Category Archives: Benign Breast Disease

Breast Masses in Children

Breast Masses in Children and Adolescence

Classification of the breast masses in children/adolescence

The process in parethesis below represents an example.

  • Physiological (Gynecomastia)
  • Inflammatory (Abscess)
  • Benign neoplastic (Fibroadenoma, Cystosarcoma phyllodes)
  • Primary malignant (Cystosarcoma phyllodes)
  • Secondary malignant (Lymphoma)

Neonatal breast nodules

Usually due to stimulation by maternal hormones

Cystosarcoma Phyllodes

  • Fibroadenomas and cystosarcoma phyllodes are the most common lesions of the breast in childhood.
  • Cystosarcoma phyllodes present as either benign or malignant but 95% in children are benign.

Best test for initial assessment in pediatric patients with breast mass?

Ultrasound

Then what modality for diagnosis of the breast mass?

Fine needle aspiration.  FNA is preferred over core needle biopsy because of the possibility of deformity of the breast in the future with core needle biopsy.

What about excision biopsy in the pediatric breast?

Excisional biopsy should be avoided as an initial diagnostic procedure because the developing breast bud can be mistakenly removed, leading to deformity.

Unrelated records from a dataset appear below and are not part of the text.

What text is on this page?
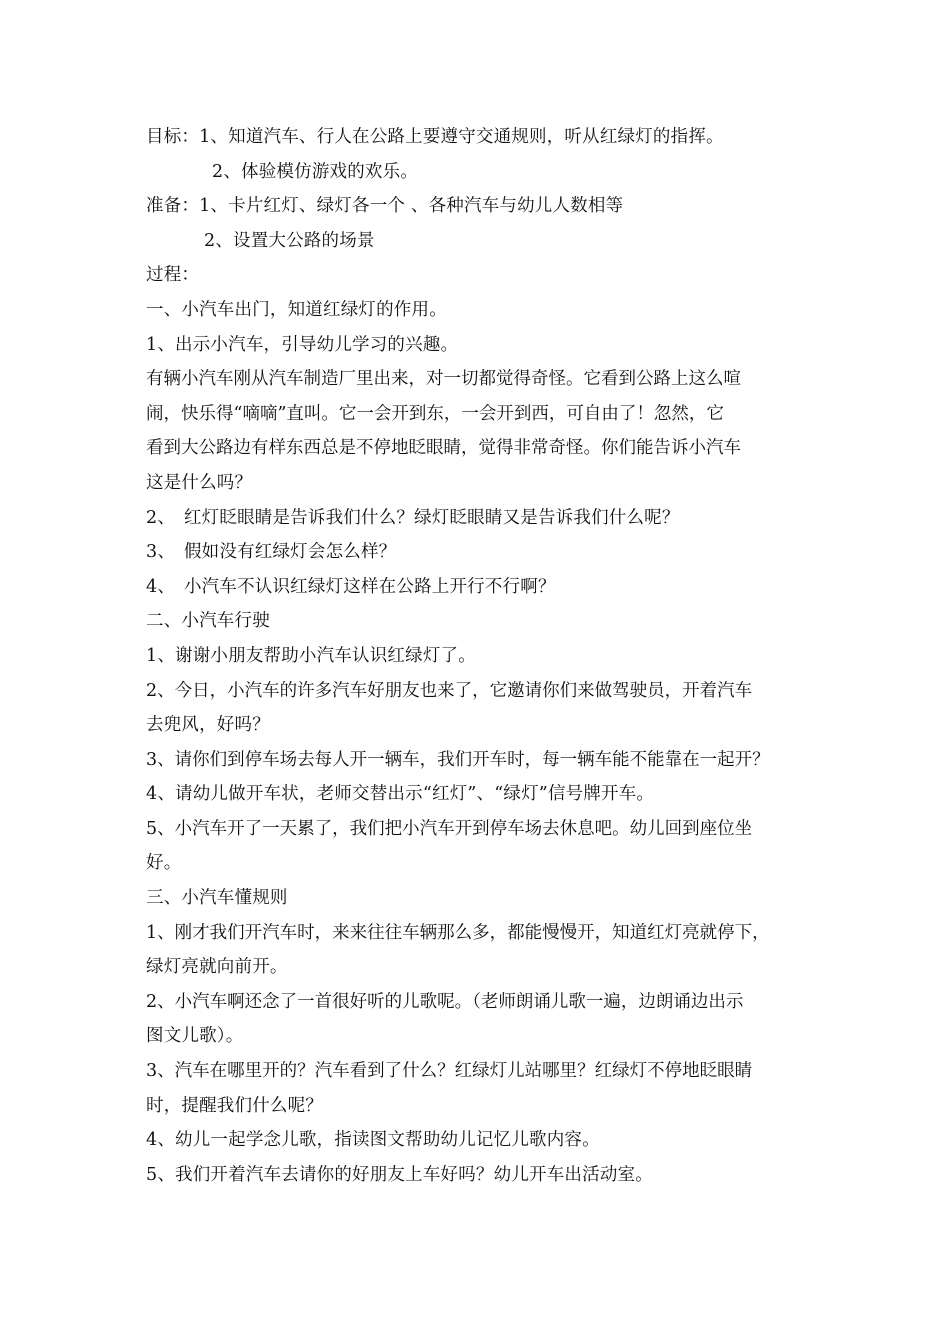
目标：1、知道汽车、行人在公路上要遵守交通规则，听从红绿灯的指挥。
2、体验模仿游戏的欢乐。
准备：1、卡片红灯、绿灯各一个 、各种汽车与幼儿人数相等
2、设置大公路的场景
过程：
一、小汽车出门，知道红绿灯的作用。
1、出示小汽车，引导幼儿学习的兴趣。
有辆小汽车刚从汽车制造厂里出来，对一切都觉得奇怪。它看到公路上这么喧
闹，快乐得“嘀嘀”直叫。它一会开到东，一会开到西，可自由了！忽然，它
看到大公路边有样东西总是不停地眨眼睛，觉得非常奇怪。你们能告诉小汽车
这是什么吗？
2、　红灯眨眼睛是告诉我们什么？绿灯眨眼睛又是告诉我们什么呢？
3、　假如没有红绿灯会怎么样？
4、　小汽车不认识红绿灯这样在公路上开行不行啊？
二、小汽车行驶
1、谢谢小朋友帮助小汽车认识红绿灯了。
2、今日，小汽车的许多汽车好朋友也来了，它邀请你们来做驾驶员，开着汽车
去兜风，好吗？
3、请你们到停车场去每人开一辆车，我们开车时，每一辆车能不能靠在一起开？
4、请幼儿做开车状，老师交替出示“红灯”、“绿灯”信号牌开车。
5、小汽车开了一天累了，我们把小汽车开到停车场去休息吧。幼儿回到座位坐
好。
三、小汽车懂规则
1、刚才我们开汽车时，来来往往车辆那么多，都能慢慢开，知道红灯亮就停下，
绿灯亮就向前开。
2、小汽车啊还念了一首很好听的儿歌呢。（老师朗诵儿歌一遍，边朗诵边出示
图文儿歌）。
3、汽车在哪里开的？汽车看到了什么？红绿灯儿站哪里？红绿灯不停地眨眼睛
时，提醒我们什么呢？
4、幼儿一起学念儿歌，指读图文帮助幼儿记忆儿歌内容。
5、我们开着汽车去请你的好朋友上车好吗？幼儿开车出活动室。
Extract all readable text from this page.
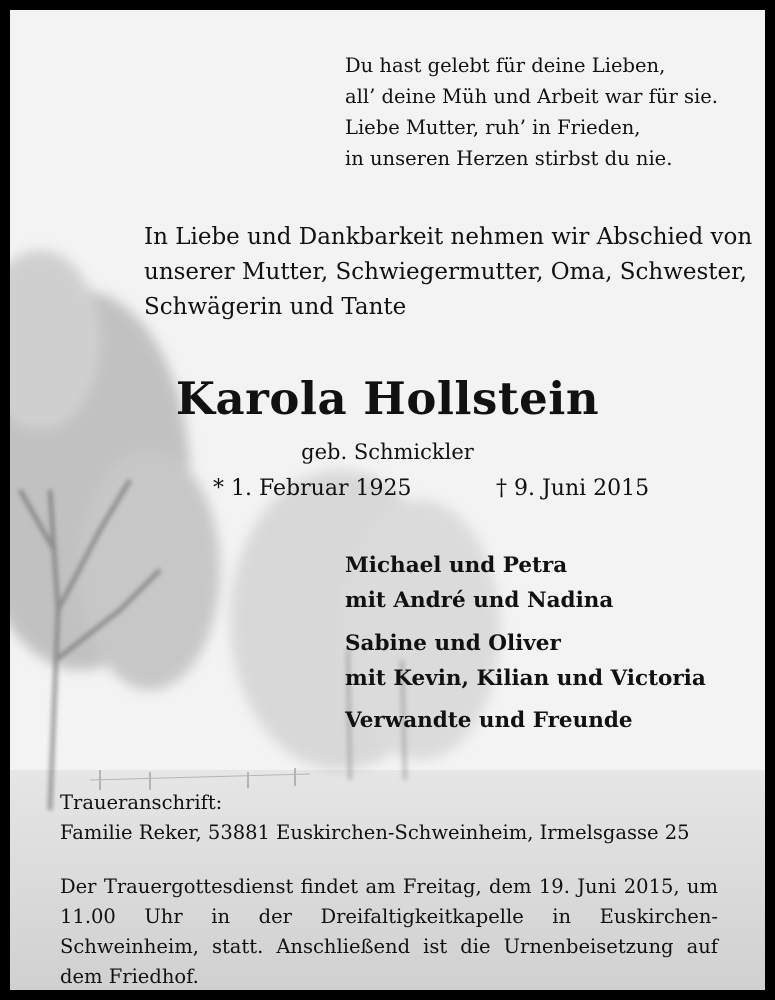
Du hast gelebt für deine Lieben,
all’ deine Müh und Arbeit war für sie.
Liebe Mutter, ruh’ in Frieden,
in unseren Herzen stirbst du nie.
In Liebe und Dankbarkeit nehmen wir Abschied von
unserer Mutter, Schwiegermutter, Oma, Schwester,
Schwägerin und Tante
Karola Hollstein
geb. Schmickler
* 1. Februar 1925	† 9. Juni 2015
Michael und Petra
mit André und Nadina
Sabine und Oliver
mit Kevin, Kilian und Victoria
Verwandte und Freunde
Traueranschrift:
Familie Reker, 53881 Euskirchen-Schweinheim, Irmelsgasse 25
Der Trauergottesdienst findet am Freitag, dem 19. Juni 2015, um 11.00 Uhr in der Dreifaltigkeitkapelle in Euskirchen-Schweinheim, statt. Anschließend ist die Urnenbeisetzung auf dem Friedhof.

Pseudoangiomatous stromal hyperplasia

PASH = PseudoAngiomatous Stromal Hyperplasia

  • Presents as a distinct mass, area of thickening of breast tissue, or as an incidental finding
  • Biopsy is necessary to confirm diagnosis
  • Excision with negative margin (ie. 1 mm) is treatment – recurrence rate is low (7%) and no further treatment necessary
  • There are findings on mammogram and ultrasound by biopsy is needed for diagnosis.